I was not sure what he was getting at now. Seeing me perplexed and silent, he explained in detail the reasons for her problems.
“The excessive loss of carbon dioxide from the rapid breathing lowered the acidity and the calcium of her blood. This, in turn, induced muscle spasms. And the spasms enhanced her fear and made her breathe still harder, further increasing the loss of carbon dioxide. All this created a vicious cycle. Fortunately, the cycle was broken promptly by rebreathing her own air from the paper bag and replenishing the carbon dioxide she had lost. Once her metabolism normalized, her spasms disappeared. It is that simple.”

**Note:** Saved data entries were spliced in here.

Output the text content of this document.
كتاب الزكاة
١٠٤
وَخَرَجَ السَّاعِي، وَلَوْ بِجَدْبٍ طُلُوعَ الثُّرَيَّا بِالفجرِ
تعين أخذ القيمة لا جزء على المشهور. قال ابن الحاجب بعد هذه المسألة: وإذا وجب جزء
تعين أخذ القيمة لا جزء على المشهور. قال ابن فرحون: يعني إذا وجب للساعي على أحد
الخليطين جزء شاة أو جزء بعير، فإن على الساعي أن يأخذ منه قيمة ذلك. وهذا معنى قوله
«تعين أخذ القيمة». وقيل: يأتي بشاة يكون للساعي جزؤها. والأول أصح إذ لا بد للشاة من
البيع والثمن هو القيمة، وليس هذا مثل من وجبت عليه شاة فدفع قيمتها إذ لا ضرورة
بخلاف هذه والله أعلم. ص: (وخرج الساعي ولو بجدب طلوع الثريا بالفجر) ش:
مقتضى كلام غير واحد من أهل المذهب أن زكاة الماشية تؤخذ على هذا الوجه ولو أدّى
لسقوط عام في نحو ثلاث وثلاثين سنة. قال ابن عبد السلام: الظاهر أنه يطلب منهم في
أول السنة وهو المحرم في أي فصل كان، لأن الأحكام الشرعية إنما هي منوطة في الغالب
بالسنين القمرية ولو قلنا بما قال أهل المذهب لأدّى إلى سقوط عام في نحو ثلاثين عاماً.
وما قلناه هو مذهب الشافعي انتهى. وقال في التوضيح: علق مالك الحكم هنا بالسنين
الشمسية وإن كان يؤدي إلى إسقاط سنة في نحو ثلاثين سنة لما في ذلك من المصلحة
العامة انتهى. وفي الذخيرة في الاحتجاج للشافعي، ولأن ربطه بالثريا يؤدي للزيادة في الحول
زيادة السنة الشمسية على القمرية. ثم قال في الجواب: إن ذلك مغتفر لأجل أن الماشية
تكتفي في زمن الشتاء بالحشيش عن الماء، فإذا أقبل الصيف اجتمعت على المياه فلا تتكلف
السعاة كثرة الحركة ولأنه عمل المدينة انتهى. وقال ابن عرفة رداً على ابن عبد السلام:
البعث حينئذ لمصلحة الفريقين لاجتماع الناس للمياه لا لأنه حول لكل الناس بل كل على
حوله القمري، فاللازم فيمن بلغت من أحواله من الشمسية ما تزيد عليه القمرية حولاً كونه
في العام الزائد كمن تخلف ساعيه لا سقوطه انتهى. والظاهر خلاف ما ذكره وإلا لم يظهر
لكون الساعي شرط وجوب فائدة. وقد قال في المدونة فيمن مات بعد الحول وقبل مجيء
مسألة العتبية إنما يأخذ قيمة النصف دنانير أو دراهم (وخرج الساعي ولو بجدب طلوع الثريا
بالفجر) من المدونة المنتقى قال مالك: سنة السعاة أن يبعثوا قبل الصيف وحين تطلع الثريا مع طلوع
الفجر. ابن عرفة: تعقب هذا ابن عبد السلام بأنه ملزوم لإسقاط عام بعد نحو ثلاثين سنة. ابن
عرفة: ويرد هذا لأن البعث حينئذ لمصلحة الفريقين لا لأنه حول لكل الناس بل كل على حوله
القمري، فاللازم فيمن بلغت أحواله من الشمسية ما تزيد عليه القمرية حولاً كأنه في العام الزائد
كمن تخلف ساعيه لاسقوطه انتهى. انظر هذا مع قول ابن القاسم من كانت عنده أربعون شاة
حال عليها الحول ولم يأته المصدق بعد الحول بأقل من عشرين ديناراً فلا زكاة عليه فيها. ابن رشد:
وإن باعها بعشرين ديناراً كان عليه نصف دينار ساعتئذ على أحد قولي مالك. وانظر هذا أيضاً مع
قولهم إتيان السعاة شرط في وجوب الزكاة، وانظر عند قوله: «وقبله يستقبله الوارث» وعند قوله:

Professor Rab had a way of weaving the patients’ stories into the colorful history of medicine. And he was a storehouse of fascinating medical tales. This was another reason I loved his clinic so much.
Professor Rab emphasized that understanding the physiology of this case was not enough. I must also understand the story behind our patient’s troubles. I learned that she was a student at Eden College, next to our DMCH campus. She had fallen in love with a young man. But her family’s thinking was no different from that of the others in the culture of the time: Falling in love with a total stranger was improper. If she were that interested in men, her parents said, she must get married, and marry a groom of their own choosing. Or she should be transferred to another college where she could pay more attention to her studies, away from her romantic tangle. But the young woman would have none of this. Caught in between her love and her parents, she fell into a state of acute anxiety.
With this case and others, Professor Rab opened my eyes to another domain: that of mind-body medicine.
Fazlur Rahman is a hematology-oncology physician.